Evergreening has two purposes:
- One, to undercut generic drug suppliers, who now have the right to reproduce a previously patented drug, often at a much cheaper price.
- Two, to ensure that the brand manufacturer continues to dominate a market using sophisticated marketing skills and expertise. While that may be good business for drug companies, it's not necessarily good for patients and the medical systems that support them.
CIPA and IPABC maintain a ‘Canada First’ policy whereby our members agree not to sell products to patients in other countries in the event of a drug shortage in Canada. This policy was first activated in 2005 when there was a potential Tamiflu shortage during the Avian Flu outbreak. It was again activated in 2009 during the H1N1 epidemic. More recently, when we were notified by Health Canada of an Epipen shortage in 2018, CIPA and IPABC members ceased sales of that product.

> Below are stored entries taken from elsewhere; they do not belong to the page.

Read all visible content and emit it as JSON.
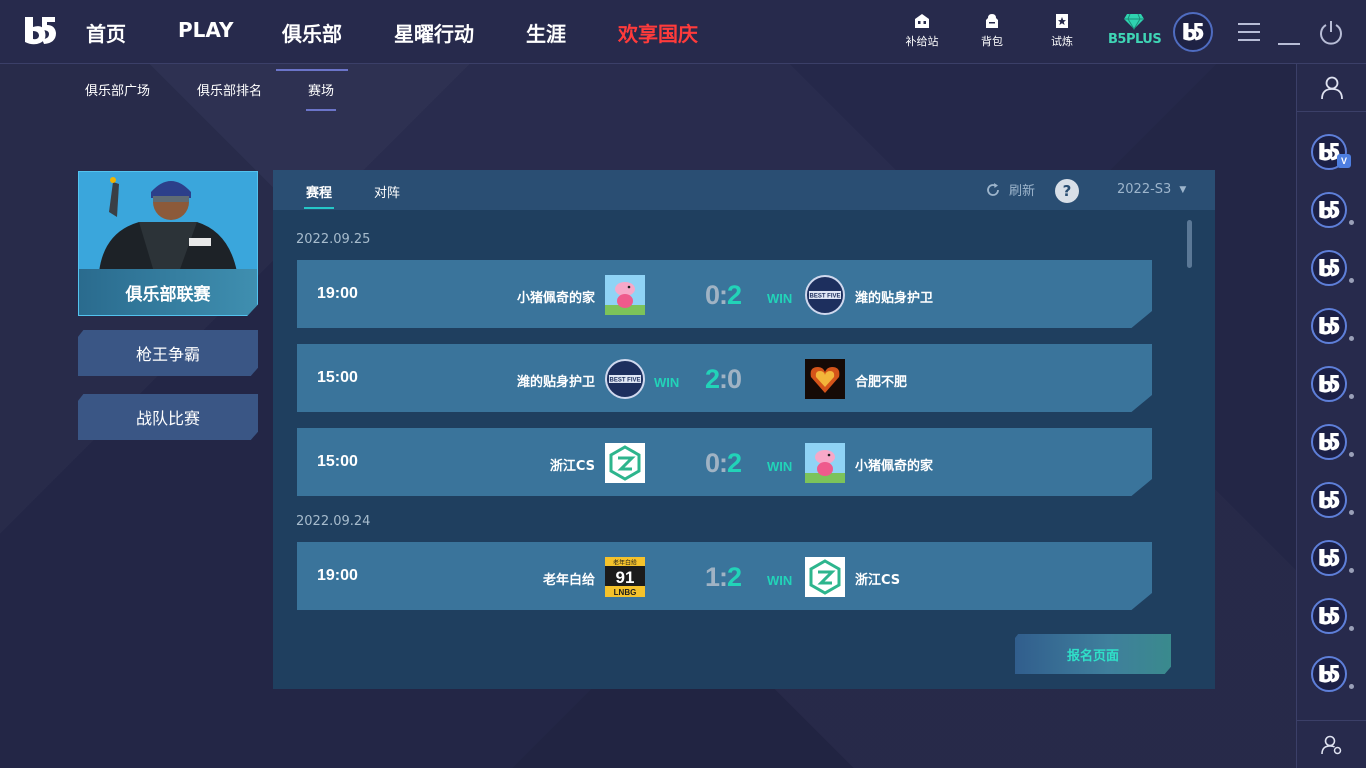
{
  "topnav": {
    "items": [
      "首页",
      "PLAY",
      "俱乐部",
      "星曜行动",
      "生涯",
      "欢享国庆"
    ],
    "active": "俱乐部",
    "icons": [
      {
        "name": "supply-station-icon",
        "label": "补给站"
      },
      {
        "name": "backpack-icon",
        "label": "背包"
      },
      {
        "name": "trial-icon",
        "label": "试炼"
      }
    ],
    "plus_label": "B5PLUS"
  },
  "subnav": {
    "items": [
      "俱乐部广场",
      "俱乐部排名",
      "赛场"
    ],
    "active": "赛场"
  },
  "left_menu": {
    "featured": "俱乐部联赛",
    "items": [
      "枪王争霸",
      "战队比赛"
    ]
  },
  "panel": {
    "tabs": [
      "赛程",
      "对阵"
    ],
    "active_tab": "赛程",
    "refresh_label": "刷新",
    "help_label": "?",
    "season": "2022-S3",
    "signup_label": "报名页面",
    "win_label": "WIN",
    "groups": [
      {
        "date": "2022.09.25",
        "matches": [
          {
            "time": "19:00",
            "left": "小猪佩奇的家",
            "left_logo": "peppa-logo",
            "score_left": "0",
            "score_right": "2",
            "right": "潍的贴身护卫",
            "right_logo": "bestfive-logo",
            "winner": "right"
          },
          {
            "time": "15:00",
            "left": "潍的贴身护卫",
            "left_logo": "bestfive-logo",
            "score_left": "2",
            "score_right": "0",
            "right": "合肥不肥",
            "right_logo": "heart-logo",
            "winner": "left"
          },
          {
            "time": "15:00",
            "left": "浙江CS",
            "left_logo": "zhejiang-logo",
            "score_left": "0",
            "score_right": "2",
            "right": "小猪佩奇的家",
            "right_logo": "peppa-logo",
            "winner": "right"
          }
        ]
      },
      {
        "date": "2022.09.24",
        "matches": [
          {
            "time": "19:00",
            "left": "老年白给",
            "left_logo": "lnbg-logo",
            "score_left": "1",
            "score_right": "2",
            "right": "浙江CS",
            "right_logo": "zhejiang-logo",
            "winner": "right"
          }
        ]
      }
    ],
    "logo_texts": {
      "lnbg_top": "老年白给",
      "lnbg_num": "91",
      "lnbg_bottom": "LNBG",
      "bestfive": "BEST FIVE"
    }
  },
  "colors": {
    "accent": "#22d3b8",
    "festival": "#ff3b3b",
    "panel": "#1f3f5f",
    "row": "#3a749b"
  }
}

In addition to notifications from Health Canada, Canadian pharmacies are notified by their suppliers of any potential shortages. The website www.drugshortagescanada.ca is a resource used by drug companies to report shortages. There is no evidence that international pharmacy practices have ever resulted in a shortage of Canadian drugs.
Our pharmacies have a perfect safety record.
- Require a valid prescription before dispensing medications;
- Obtain demographic and medical information from the patient and maintain a health profile with medication history to avoid adverse drug interactions;
- Have a licensed pharmacist on staff to supervise dispensing of medications and to be available for consultation; and
- Have procedures to ensure patient privacy and confidentiality of personal records and contact information.
IPABC pharmacies are thoroughly vetted and certified by the Canadian International Pharmacy Association (CIPA).
All our pharmacies display the CIPA red oval seal that denotes integrity, quality, and trust. CIPA is aggressive in pursuing fraudulent online pharmacies.
Our members significantly contribute to the BC economy through thousands of direct and indirect jobs and tax revenue. We directly employ a wide range of full time staff, including pharmacists, pharmacy technicians, call centre staff, software programmers, IT technicians, shipping clerks, administrative staff and more.
We are distance-based health care professionals. We are knowledgeable, ethical and experienced. We believe we represent the future of distance-based health care.